「てるてるソング」 小野塚テルの一日一冊一感動『感動の仕入れ!』日記

毎日の読書、映画、グルメ、流し、人との出会いなど様々なものから感動を得ています。特に本は年間300~400冊読破します。人々を『感』させ『動』に導き、『感する人』になるようにそのエッセンスを紹介しています。

「潜入ルポ 東京タクシー運転手」(矢貫隆)



潜入ルポ 東京タクシー運転手 (文春新書)


仕事でエネルギーを使って帰宅する時、駅から12.3分の距離を歩くのがツライことがある……しかも荷物を持っていると更にツラくなる…そんな時にお世話になっているのが、タクシーなのだ。(・∀・)

さて、この本はユニーク。「ノンフィクション作家自らハンドルを握り、デフレ不況下の東京を走り抜けて分かった「事故」「売上げ」「道路案内」そして「お客」の悲喜こもごも!理不尽な客の要求、激減する水揚げ、増える事故。潜入ルポから見えてきたのは、「身近な足」のはずのタクシー業界が抱える闇だった!」そのエッセンスを紹介しよう。


・世の中におかしな人はたくさんいるのだろうけれど、そして、おかしな出来事もたくさんあるのだろうけど、当たり前の日常生活を送っている限り、多くの場合、そうした人や事態に遭遇する機会はなかなかないものだ。けれど、タクシーは違う。月に一度や二度は、この類の嘘みたいな話が運転手の身に降り掛かってくる。


高速道路をタクシーで走るのって、実は、ものすごく神経を使う作業なのだ。何しろ、履いているのは、値段がチープなら性能も恐ろしくチープなタクシータイヤだ。グリップ力を筆頭に、直進性やら排水性といった性能を犠牲にしてのコスト再優先。そんなタイヤで首都高のきついコーナーや東名道をぶっ飛ばすなんて、とてもじゃないが、怖くてできやしない。


タクシー仕様車は(一般の乗用車と同じ仕様の個人タクシーを除けば)一般の乗用車と形は似ていても性能があらゆる意味で劣っている。それは要するに、運転に意識を集中ささえなければならない度合いが一般の乗用車よりもはるかに大きいという意味で、逆を言えば、高性能な自動車が運転するのが楽に感じるのは、無意識のうちに行っている運転中の適切な意識の配分が簡単にできるているから、となる。
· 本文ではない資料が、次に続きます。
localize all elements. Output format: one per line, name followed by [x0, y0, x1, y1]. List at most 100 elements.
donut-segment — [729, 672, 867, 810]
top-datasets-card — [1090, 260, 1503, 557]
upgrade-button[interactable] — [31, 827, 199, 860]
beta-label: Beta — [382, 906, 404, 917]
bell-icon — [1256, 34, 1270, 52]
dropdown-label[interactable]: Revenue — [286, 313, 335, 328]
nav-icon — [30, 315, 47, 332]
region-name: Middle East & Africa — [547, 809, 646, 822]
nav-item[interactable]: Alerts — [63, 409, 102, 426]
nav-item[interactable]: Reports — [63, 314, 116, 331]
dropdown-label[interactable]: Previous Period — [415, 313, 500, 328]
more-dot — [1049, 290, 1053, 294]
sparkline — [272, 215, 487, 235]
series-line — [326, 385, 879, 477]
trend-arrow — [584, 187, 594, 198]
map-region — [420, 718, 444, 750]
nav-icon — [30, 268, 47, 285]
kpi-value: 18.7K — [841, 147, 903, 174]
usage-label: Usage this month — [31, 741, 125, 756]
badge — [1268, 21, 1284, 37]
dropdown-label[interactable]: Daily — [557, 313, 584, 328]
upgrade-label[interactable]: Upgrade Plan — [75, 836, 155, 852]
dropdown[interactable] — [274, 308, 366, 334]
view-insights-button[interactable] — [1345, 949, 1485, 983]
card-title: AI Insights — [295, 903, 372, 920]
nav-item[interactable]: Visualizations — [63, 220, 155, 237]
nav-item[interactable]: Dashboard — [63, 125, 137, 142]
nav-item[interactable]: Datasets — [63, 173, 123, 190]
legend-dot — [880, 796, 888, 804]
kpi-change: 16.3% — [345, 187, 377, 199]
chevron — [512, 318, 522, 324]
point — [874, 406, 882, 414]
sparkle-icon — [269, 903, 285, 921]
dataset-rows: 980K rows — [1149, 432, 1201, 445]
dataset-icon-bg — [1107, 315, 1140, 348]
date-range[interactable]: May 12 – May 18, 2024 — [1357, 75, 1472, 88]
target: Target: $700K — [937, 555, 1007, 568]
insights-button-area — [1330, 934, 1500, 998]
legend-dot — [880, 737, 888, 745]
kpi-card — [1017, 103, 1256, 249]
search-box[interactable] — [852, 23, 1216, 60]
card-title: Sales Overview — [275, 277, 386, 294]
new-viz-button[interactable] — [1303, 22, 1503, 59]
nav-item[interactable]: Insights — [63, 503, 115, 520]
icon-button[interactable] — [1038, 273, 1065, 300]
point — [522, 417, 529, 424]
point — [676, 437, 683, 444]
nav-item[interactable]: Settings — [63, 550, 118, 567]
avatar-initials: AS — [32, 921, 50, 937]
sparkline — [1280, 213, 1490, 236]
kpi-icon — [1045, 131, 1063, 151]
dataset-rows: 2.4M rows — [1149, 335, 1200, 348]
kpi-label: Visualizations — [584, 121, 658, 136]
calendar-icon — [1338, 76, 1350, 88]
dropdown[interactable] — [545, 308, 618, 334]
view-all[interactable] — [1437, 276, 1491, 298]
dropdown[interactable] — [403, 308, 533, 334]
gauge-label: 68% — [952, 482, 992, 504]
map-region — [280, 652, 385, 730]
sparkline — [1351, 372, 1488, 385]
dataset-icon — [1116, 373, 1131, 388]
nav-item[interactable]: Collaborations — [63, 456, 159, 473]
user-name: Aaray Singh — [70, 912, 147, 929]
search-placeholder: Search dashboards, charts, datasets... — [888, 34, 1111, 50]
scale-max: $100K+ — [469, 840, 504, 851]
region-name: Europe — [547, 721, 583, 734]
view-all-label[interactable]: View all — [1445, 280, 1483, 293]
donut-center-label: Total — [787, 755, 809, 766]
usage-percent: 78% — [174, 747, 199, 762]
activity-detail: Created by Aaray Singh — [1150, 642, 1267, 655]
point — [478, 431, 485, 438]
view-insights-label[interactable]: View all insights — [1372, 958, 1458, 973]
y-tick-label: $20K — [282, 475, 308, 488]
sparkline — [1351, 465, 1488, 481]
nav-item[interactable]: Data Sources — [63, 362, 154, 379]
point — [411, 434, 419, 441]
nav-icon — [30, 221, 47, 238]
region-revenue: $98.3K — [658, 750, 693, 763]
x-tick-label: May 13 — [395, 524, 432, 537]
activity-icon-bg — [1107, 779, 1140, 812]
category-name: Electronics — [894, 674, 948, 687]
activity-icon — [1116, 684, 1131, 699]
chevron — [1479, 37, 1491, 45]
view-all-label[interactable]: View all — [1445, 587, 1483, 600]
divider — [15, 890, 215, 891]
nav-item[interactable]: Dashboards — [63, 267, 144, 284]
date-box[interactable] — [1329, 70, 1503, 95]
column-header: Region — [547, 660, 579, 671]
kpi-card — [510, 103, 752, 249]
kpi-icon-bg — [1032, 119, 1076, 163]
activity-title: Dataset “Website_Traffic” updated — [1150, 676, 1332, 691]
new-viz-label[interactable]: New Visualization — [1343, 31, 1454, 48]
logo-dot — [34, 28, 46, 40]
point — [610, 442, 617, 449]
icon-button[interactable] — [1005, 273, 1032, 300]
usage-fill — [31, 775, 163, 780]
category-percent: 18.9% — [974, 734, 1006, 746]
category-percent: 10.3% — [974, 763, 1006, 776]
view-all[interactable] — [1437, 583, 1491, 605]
タクシー運転手を体験してみてわかったのは、運転手には、常に「焦りの気持ち」があるということだった。客を探すのに四苦八苦で実車率も下がりっぱなし。「必死になれば何とか次の客を乗せられるかもしれない」と運転手に小さな期待を抱かせてしまうという意味があるのだ。「もっと水揚げを……」となり、それが「なんとかしなければ」という焦りの気持ちになり、それは、そのまま交通事故数字になって表れる


その他、「東京でタクシー運転手になってみた」「受難の時代」「仁義なき争奪戦」などなど。